P/1 - Foi fevereiro desse ano.
R - Que ele foi preso?
P/1 - Foi isso aí.
R - Eu não sei o dia certo que ele foi preso, se foi fevereiro ou março. Eu lembro que a última vez que ele ligou para mim foi dia quatro de fevereiro. Depois não ligou mais. Ele escreveu para a mulher dele, que está preso lá. Mas ela disse que não sabe onde colocou o endereço dele, sabe? “Eu não acho o endereço dele”. Não é. É que ela não quer dar mesmo. Aí você já sabe. Nem fico em cima, também. Dá ou não dá, sabe? A minha irmã está tentando conseguir o endereço para mim. Meu irmão me disse que é para ir no fórum, que eles passam o endereço. Vamos ver. Se a minha irmã não conseguir, vou ver se consigo.
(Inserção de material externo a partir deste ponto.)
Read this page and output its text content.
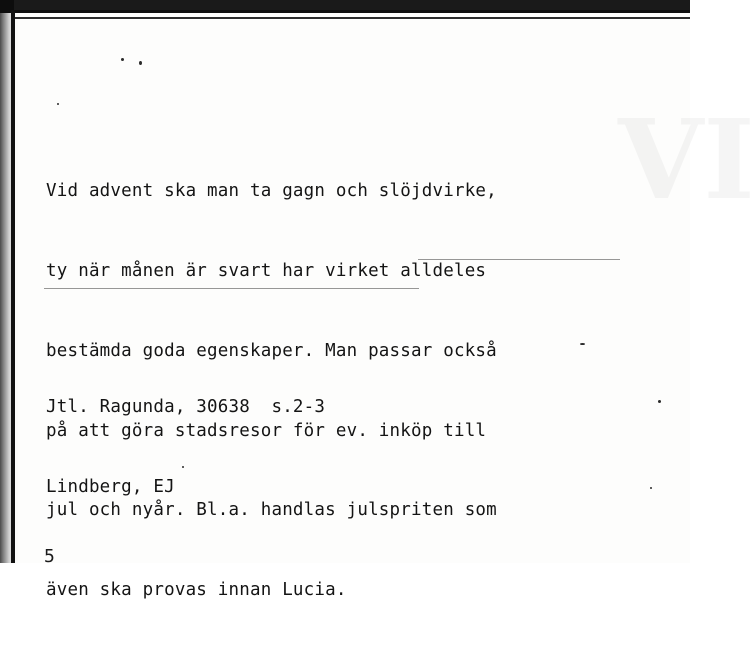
Vid advent ska man ta gagn och slöjdvirke,

ty när månen är svart har virket alldeles

bestämda goda egenskaper. Man passar också

på att göra stadsresor för ev. inköp till

jul och nyår. Bl.a. handlas julspriten som

även ska provas innan Lucia.

Jtl. Ragunda, 30638  s.2-3

Lindberg, EJ

5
Eu não fui atrás até agora porque, para falar a verdade, eu não quis ir atrás. Vou deixar ele sofrer um pouco para ver se cria juízo. Para ver não. Vai criar, se Deus quiser. Eu tenho muita fé em Deus, graças a Deus, porque se não fosse Ele, eu não estaria em pé, aqui, hoje. Porque o que eu já passei em minha vida só Deus sabe. Mas eu dei a volta por cima, graças a Deus. Eu estou esperando para pegar o endereço certinho, para eu ir lá ou escrever, sabe? Mas eu vou deixar ele ficar um pouquinho lá e sofrer um pouquinho, porque aqui sempre de tudo. Eu posso ser uma pessoa assim, simples, mas eu nunca deixei faltar nada para eles. Nem para a Carol, nem para o Elton, nem para o outro que faleceu. Até 21 anos, meia e cueca sempre fui eu que comprei.
P/1 - Dona Nair, de qual relacionamento a Carol foi o fruto?
R - A Carol foi assim: eu namorei ele depois que meu marido faleceu. Mas, até então, ele era solteiro. Não era casado. Eu namorei ele por uns seis anos e larguei. Depois, nós voltamos. Ele já era casado. Acho que ficamos juntos duas ou três vezes e eu fiquei grávida da Carol, mas nunca fui atrás dele e nem nada, por pensão, por nada. Eu sempre cuidei dos meus filhos. Nunca. Graças a Deus. Da Carol foi assim.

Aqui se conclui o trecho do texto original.